La grande ritirata dello spettacolo: perché il calcio moderno sta tradendo i tifosi

di Vincenzo Letizia

C’era una volta uno sport basato sul ritmo, sull’intensità e sull’imprevedibilità. Oggi, quel gioco sembra aver ceduto il passo a una liturgia burocratica e spezzettata, dove il cronometro scorre a vuoto e lo spettacolo si diluisce in dinamiche che con l’agonismo hanno ben poco a che fare. La sensazione, sempre più diffusa tra gli appassionati che popolano gli spalti e i divani, è netta: il calcio moderno, invece di evolversi, sta vivendo una profonda involuzione.
Il primo grande elemento di frustrazione è la cultura del palcoscenico che ha contagiato i rettangoli verdi. Assistere a calciatori moderni, atleti strutturati e iper-allenati, che stramazzano al suolo per ogni minimo contatto simulando traumi da codice rosso, è diventato uno spettacolo stucchevole. La furbizia ha sostituito la verve agonistica. Si cerca il fischio, si cerca l’ammonizione dell’avversario, spezzando sistematicamente il ritmo della partita e trasformando i novanta minuti in un continuo stop-and-go.
A questo si aggiunge una delle parabole più bizzarre degli ultimi tempi: il teatro che precede i calci d’angolo. Ormai, prima che un corner possa essere battuto, va in scena un copione fisso. L’arbitro interrompe, si avvicina ai difensori, tiene interminabili discorsi preventivi su trattenute e blocchi, mentre i giocatori si spintonano e si abbracciano come in una mischia rugbistica. Una perdita di tempo scientifica. La logica vorrebbe che il direttore di gara facesse battere immediatamente il calcio d’angolo: se a quel punto, a pallone in movimento, si verifica un fallo grave, si conceda il rigore o la punizione a favore della difesa. Punire a posteriori, anziché congelare il gioco in anticipo, sarebbe l’unico vero deterrente.

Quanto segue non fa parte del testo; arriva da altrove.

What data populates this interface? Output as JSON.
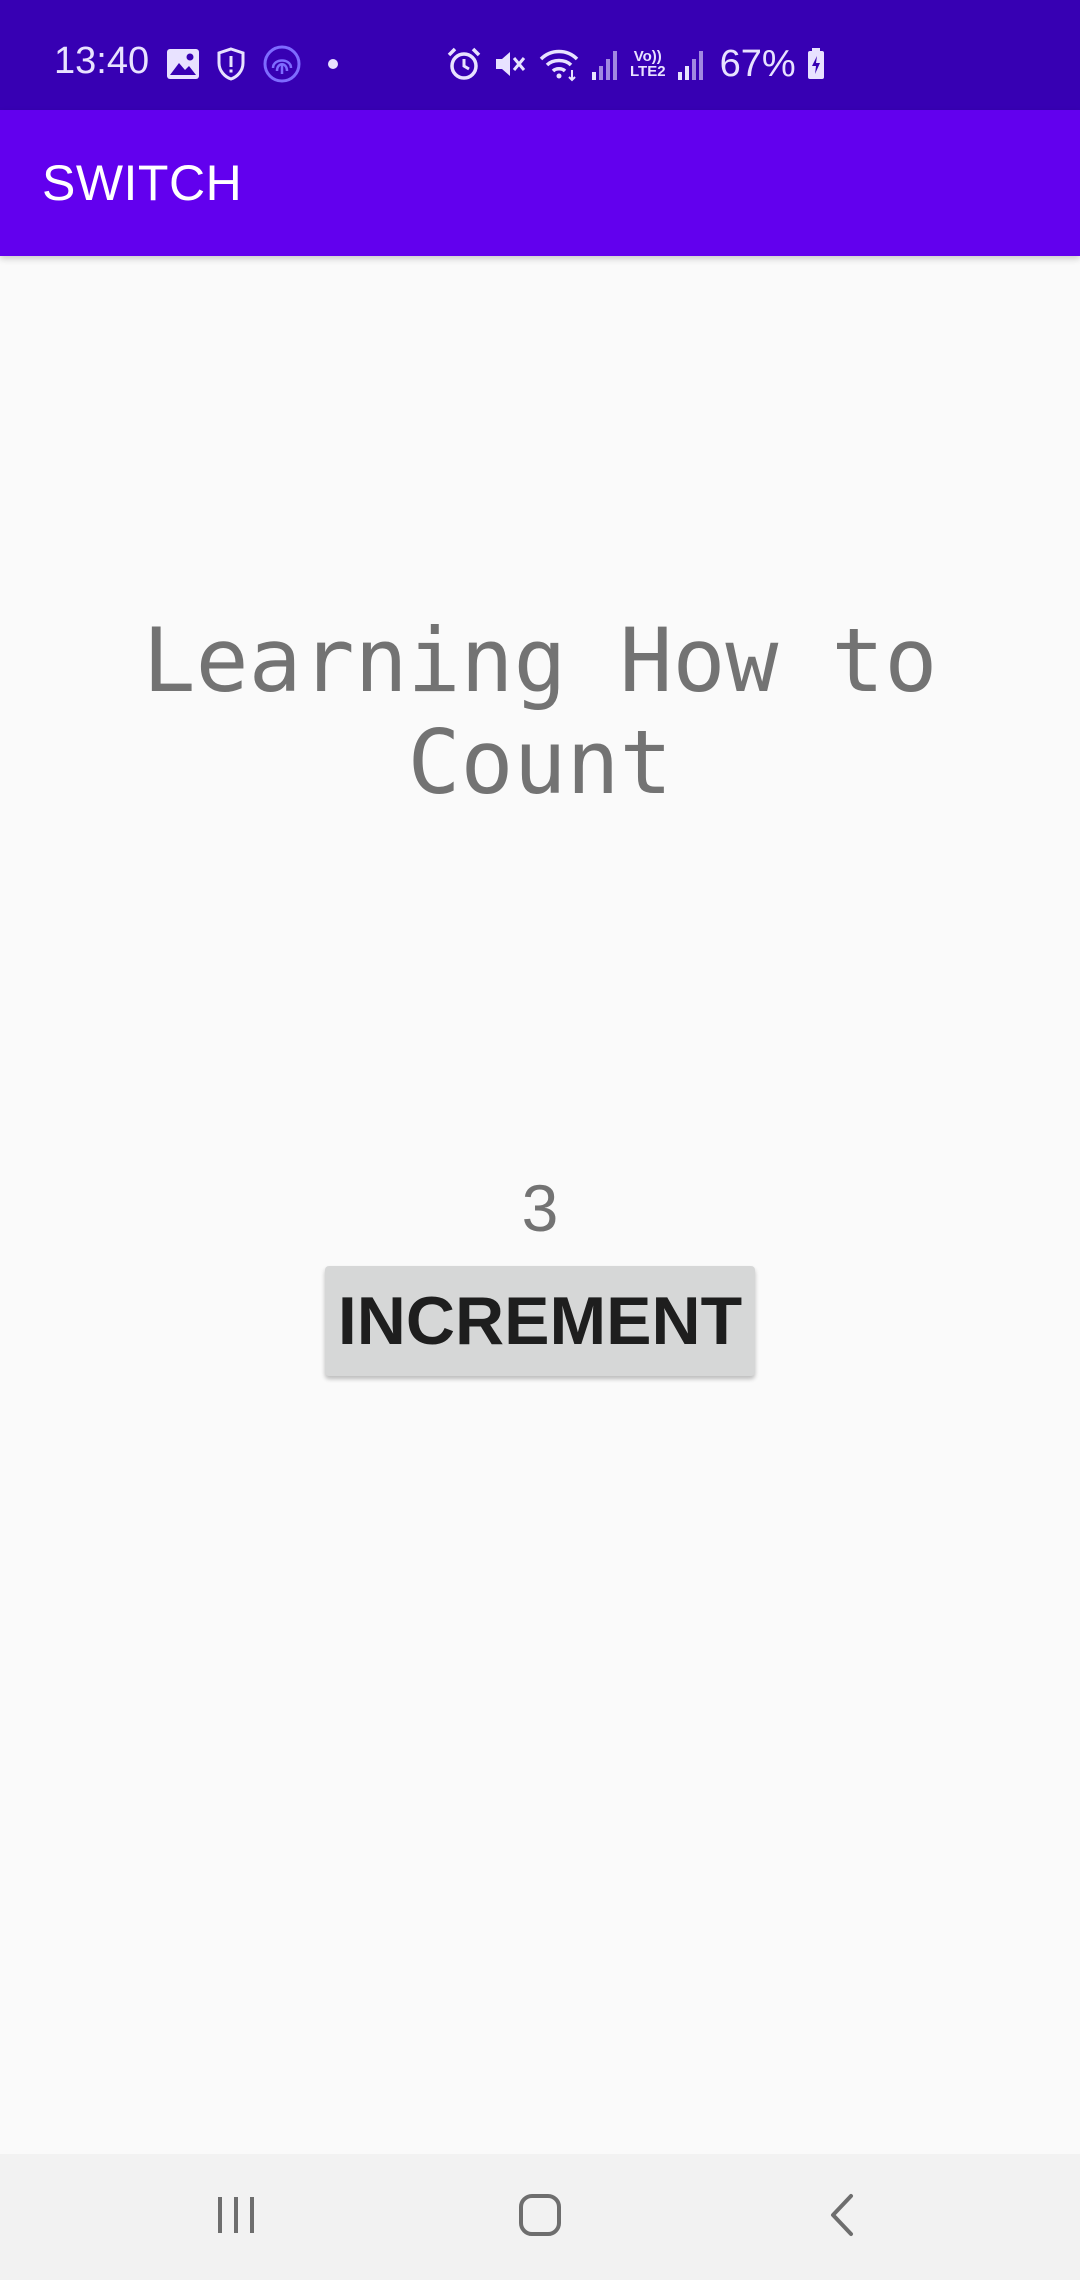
{
  "status_bar": {
    "time": "13:40",
    "battery": "67%",
    "network_label_top": "Vo))",
    "network_label_bottom": "LTE2",
    "left_icons": [
      "gallery-icon",
      "shield-icon",
      "fingerprint-icon",
      "dot-icon"
    ],
    "right_icons": [
      "alarm-icon",
      "mute-icon",
      "wifi-icon",
      "signal-icon",
      "signal-icon",
      "battery-charging-icon"
    ],
    "background": "#3700B3"
  },
  "app_bar": {
    "title": "SWITCH",
    "background": "#6200EE"
  },
  "main": {
    "heading": "Learning How to Count",
    "count": "3",
    "increment_label": "INCREMENT"
  },
  "nav_bar": {
    "buttons": [
      "recents-icon",
      "home-icon",
      "back-icon"
    ]
  }
}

La fluidità del gioco è messa a dura prova anche dall’esasperazione tattica della costruzione dal basso. La fiera del retropassaggio sistematico, il possesso palla sterile che coinvolge difensori e portiere per minuti interi prima di superare la metà campo, ha azzerato la verticalità. Quando la manovra arriva sulla trequarti e, per non rischiare, si sceglie di far carambolare il pallone all’indietro fino all’estremo difensore, l’effetto sul pubblico oscilla tra la noia e la rassegnazione.
Infine, il convitato di pietra di questa metamorfosi: il VAR. Nato con la sacrosanta missione di correggere i grandi errori macroscopici, lo strumento tecnologico si è trasformato in un giudice supremo del millimetro. Interventi continui, check infiniti anche sui contatti più veniali rivisti al rallentatore, capaci di trasformare un’inezia in un fallo da rigore. Questa burocratizzazione della decisione non solo spezza la fluidità della gara, ma strozza in gola l’emozione più pura del calcio: l’urlo del gol, ormai perennemente sospeso in attesa di una convalida che arriva dopo minuti di gelo.
Il calcio rischia di dimenticare la sua natura di gioco di flusso e di passione, trasformandosi in uno spettacolo frammentato da continui tempi morti. Se il tempo effettivo si riduce e la tecnologia esaspera ogni contatto, a rimetterci è l’essenza stessa dello sport. La strada per un vero rinnovamento non passa attraverso regole sempre più rigide e interpretazioni geometriche, ma dal recupero della fluidità e della cultura del campo.